Mar 12, 2021
A tiny, fastidiously dressed man emerged from Black Philadelphia around the turn of the century to mentor a generation of young artists including Langston Hughes, Zora Neale Hurston, and Jacob Lawrence and call them the New Negro — the creative African Americans whose art, literature, music, and drama would inspire Black people to greatness.
Professor Jeffrey Stewart brought Alain Locke’s story to the forefront with his Pulitzer Prize-winning biography, The New Negro: The Life of Alain Locke. In celebration of its paperback release, Stewart joined us in conversation with Northwest African American Museum’s LaNesha DeBardelaben to explore Locke’s legacy and his impact in promoting the cultural heritage of Black people. Stewart narrated the education of Locke and explored both Locke’s professional and private life, including his relationships with his mother, his friends, and his white patrons, as well as his lifelong search for love as a gay man. Stewart and DeBardelaben considered Locke’s promotion of the literary and artistic work of African Americans—buoyed by looking to Africa to find the proud and beautiful roots of the race—and examined how he helped establish the idea that Black urban communities could be crucibles of creativity. Don’t miss this thought-provoking conversation about the man who became known as the Father of the Harlem Renaissance.

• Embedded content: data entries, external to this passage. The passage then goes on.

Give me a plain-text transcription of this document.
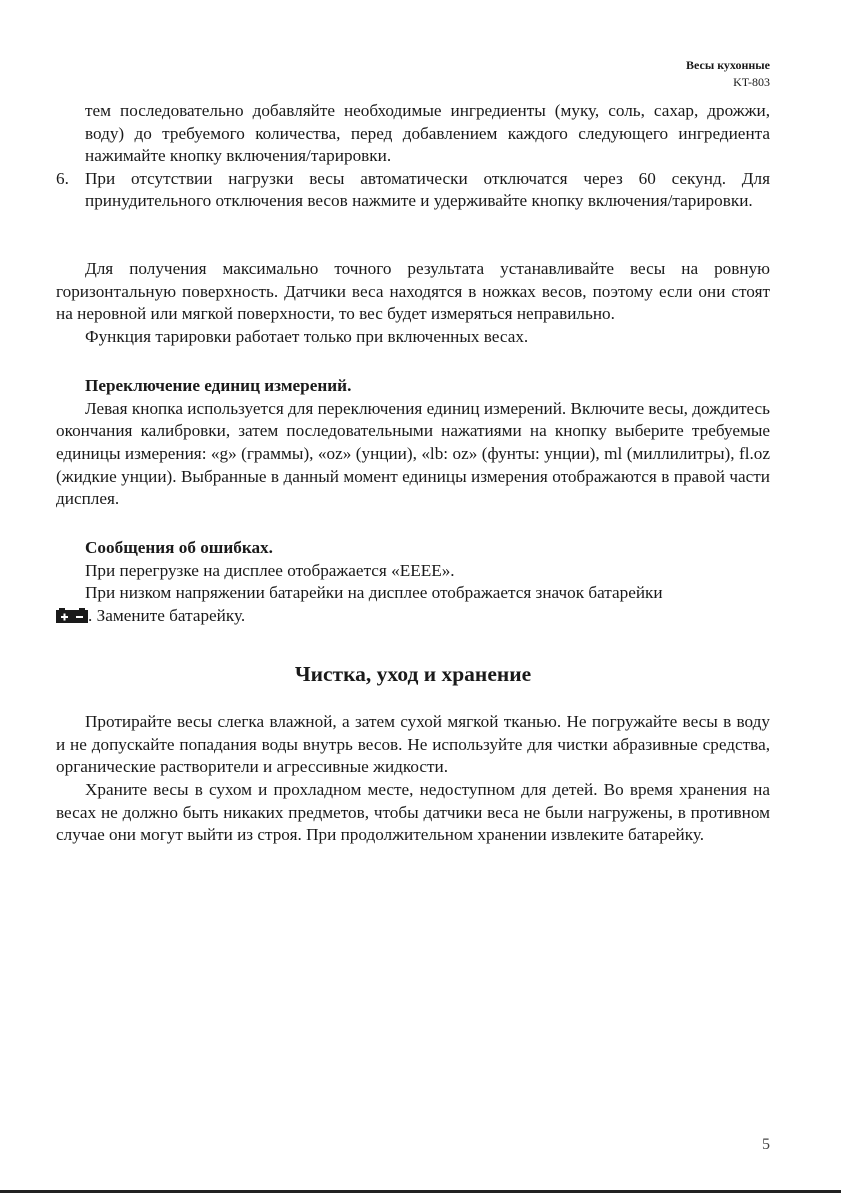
Весы кухонные
KT-803

тем последовательно добавляйте необходимые ингредиенты (муку, соль, сахар, дрожжи, воду) до требуемого количества, перед добавлением каждого следующего ингредиента нажимайте кнопку включения/тарировки.

6. При отсутствии нагрузки весы автоматически отключатся через 60 секунд. Для принудительного отключения весов нажмите и удерживайте кнопку включения/тарировки.

Для получения максимально точного результата устанавливайте весы на ровную горизонтальную поверхность. Датчики веса находятся в ножках весов, поэтому если они стоят на неровной или мягкой поверхности, то вес будет измеряться неправильно.

Функция тарировки работает только при включенных весах.

Переключение единиц измерений.

Левая кнопка используется для переключения единиц измерений. Включите весы, дождитесь окончания калибровки, затем последовательными нажатиями на кнопку выберите требуемые единицы измерения: «g» (граммы), «oz» (унции), «lb: oz» (фунты: унции), ml (миллилитры), fl.oz (жидкие унции). Выбранные в данный момент единицы измерения отображаются в правой части дисплея.

Сообщения об ошибках.

При перегрузке на дисплее отображается «EEEE».

При низком напряжении батарейки на дисплее отображается значок батарейки
. Замените батарейку.

Чистка, уход и хранение

Протирайте весы слегка влажной, а затем сухой мягкой тканью. Не погружайте весы в воду и не допускайте попадания воды внутрь весов. Не используйте для чистки абразивные средства, органические растворители и агрессивные жидкости.

Храните весы в сухом и прохладном месте, недоступном для детей. Во время хранения на весах не должно быть никаких предметов, чтобы датчики веса не были нагружены, в противном случае они могут выйти из строя. При продолжительном хранении извлеките батарейку.

5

Jeffrey Stewart is a professor of Black Studies at the University of California, Santa Barbara. He is the author of Paul Robeson: Artist and Citizen and 1001 Things Everyone Should Know About African American History.
LaNesha DeBardelaben is Executive Director of the Northwest African American Museum and serves as National President of the Board of Directors of the Association of African American Museums (AAAM).